Julia had kept quiet about her own savings in case he thought to try and increase them by further investments. But even if she used them, there wouldn’t be enough to keep them in business.
‘How are we going to manage without machinists or cutters?’ he asked.
‘I’ll have to go back to doing much of the work myself.’
‘You can’t. Not in your condition.’
She gave a small laugh. ‘There are months of work left in me yet.’
‘Even so, where are you going to get samples made up in bulk?’ There were no factory outlets now as they had little money to pay them. She was down to using any means to induce shops to take her creations. Often she was turned away with apologies; shops too were finding it hard going. She knew she had to try or go under, but even she was losing heart. The cash she’d stowed away over the years would not be enough to keep them going for many months. Banks had long since been scared off lending money and Simon’s jewellery side of the business was almost non-existent now.
‘At least you can do the books,’ she had joked. They had been forced to dispense with their accountant a while ago to try and save some costs.
‘What books?’ he had joked in return, though it no longer seemed a joke.
She kept wondering how she would manage when she grew near her time, trying t
o bend and stretch to cut out patterns, her stomach impeding her. What then? Would she have the will to carry on?
And when the baby was born? What a world to bring a child into. They owed the bank thousands. If in the end they couldn’t pay, unable even to afford to rent out this place, they’d be forced to sell up. What would they get for a business in this financial climate? Whatever they realized, the bank would take all that was owed to them first. She and Simon would be finished. There was no place for sentiment in business.
Thirty
The New York Stock Exchange had lost over ten billion dollars. The richest country in the world had seen its lovely bubble burst. The dreams of big spenders were gone. The poor of America could only see themselves getting poorer as big businesses tightened their belts.
It was the same in Britain. Like so many others, Layzell Creations owed the bank thousands. Despite having once been a good customer, Simon found that his bank was in no position to offer kindness. Like many other private and public companies, it was feeling the draught. Simon was left fighting a losing battle.
‘If we do go bust,’ he said gloomily as spring brought less and less sign of their business ever getting back on its feet, ‘they’ll surely call in their loans. And then we’ll have had it.’
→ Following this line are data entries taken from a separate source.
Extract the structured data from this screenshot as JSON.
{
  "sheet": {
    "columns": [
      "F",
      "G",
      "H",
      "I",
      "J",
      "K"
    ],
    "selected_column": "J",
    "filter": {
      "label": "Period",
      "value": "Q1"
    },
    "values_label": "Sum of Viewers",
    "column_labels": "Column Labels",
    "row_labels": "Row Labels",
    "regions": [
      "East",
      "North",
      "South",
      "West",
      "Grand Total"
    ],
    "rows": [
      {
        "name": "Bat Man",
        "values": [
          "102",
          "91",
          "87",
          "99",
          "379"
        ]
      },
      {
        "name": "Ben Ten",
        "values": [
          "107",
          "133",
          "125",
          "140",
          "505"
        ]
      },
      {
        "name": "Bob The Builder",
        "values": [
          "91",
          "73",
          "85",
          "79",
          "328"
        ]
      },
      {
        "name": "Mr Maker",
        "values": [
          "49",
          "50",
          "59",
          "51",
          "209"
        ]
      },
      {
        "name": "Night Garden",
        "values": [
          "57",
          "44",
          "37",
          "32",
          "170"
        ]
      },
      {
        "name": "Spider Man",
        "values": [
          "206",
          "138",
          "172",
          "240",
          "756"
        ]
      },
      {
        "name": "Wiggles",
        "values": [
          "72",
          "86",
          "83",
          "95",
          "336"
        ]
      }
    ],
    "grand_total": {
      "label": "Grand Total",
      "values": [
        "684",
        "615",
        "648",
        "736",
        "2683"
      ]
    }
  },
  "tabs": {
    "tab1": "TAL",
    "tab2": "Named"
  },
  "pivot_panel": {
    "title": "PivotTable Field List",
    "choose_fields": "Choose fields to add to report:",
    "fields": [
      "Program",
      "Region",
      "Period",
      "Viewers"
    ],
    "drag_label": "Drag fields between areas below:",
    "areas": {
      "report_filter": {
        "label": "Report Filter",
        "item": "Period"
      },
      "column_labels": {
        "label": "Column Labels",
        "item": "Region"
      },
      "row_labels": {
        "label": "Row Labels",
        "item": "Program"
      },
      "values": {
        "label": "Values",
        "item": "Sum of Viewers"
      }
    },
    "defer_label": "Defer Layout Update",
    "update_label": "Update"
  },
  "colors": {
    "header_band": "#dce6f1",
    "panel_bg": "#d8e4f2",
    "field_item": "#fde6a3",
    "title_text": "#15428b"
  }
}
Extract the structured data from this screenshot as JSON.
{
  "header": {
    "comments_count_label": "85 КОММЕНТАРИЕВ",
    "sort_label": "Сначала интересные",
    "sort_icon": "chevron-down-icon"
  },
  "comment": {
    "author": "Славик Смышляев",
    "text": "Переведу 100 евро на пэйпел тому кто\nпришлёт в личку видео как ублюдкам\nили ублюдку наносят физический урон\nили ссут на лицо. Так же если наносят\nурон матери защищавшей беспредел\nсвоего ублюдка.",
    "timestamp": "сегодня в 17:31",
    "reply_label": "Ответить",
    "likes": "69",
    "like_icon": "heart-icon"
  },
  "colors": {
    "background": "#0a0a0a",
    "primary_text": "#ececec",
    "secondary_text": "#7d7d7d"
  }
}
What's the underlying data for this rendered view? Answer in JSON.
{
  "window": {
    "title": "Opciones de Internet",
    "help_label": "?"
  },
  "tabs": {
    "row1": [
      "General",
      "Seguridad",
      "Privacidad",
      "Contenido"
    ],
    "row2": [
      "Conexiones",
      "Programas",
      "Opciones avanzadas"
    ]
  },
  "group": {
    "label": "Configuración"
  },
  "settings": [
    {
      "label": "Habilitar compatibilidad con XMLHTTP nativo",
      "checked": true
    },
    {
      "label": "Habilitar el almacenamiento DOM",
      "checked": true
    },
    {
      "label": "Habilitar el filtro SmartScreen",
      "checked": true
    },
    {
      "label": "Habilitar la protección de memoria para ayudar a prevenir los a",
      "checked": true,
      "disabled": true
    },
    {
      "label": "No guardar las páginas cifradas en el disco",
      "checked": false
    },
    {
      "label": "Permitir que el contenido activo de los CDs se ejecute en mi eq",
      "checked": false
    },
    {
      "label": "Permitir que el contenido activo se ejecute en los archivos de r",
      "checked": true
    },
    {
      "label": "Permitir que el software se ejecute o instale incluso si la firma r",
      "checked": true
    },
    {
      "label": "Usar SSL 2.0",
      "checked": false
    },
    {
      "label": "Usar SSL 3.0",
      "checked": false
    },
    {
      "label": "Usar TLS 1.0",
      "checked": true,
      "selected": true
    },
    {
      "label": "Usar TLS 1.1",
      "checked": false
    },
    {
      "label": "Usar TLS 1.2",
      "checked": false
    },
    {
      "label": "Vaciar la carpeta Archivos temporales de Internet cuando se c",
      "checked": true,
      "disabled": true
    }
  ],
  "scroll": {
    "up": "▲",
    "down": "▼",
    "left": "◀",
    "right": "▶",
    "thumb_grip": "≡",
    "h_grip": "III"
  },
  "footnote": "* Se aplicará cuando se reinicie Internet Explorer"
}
‘Something might turn up,’ Julia said desperately. ‘All we need is one good fashion show. I could organize one.’
‘And who will come to see it? Even the big fashion houses are starting to feel the pinch. What chance has a small establishment like ours?’
‘Just one small show might keep us going a bit longer,’ she said stubbornly but he shook his head.
‘It could be years before this country recovers, not to say the world. People think we had bad unemployment in the twenties. You just wait. This new decade will make all that seem like a tea dance!’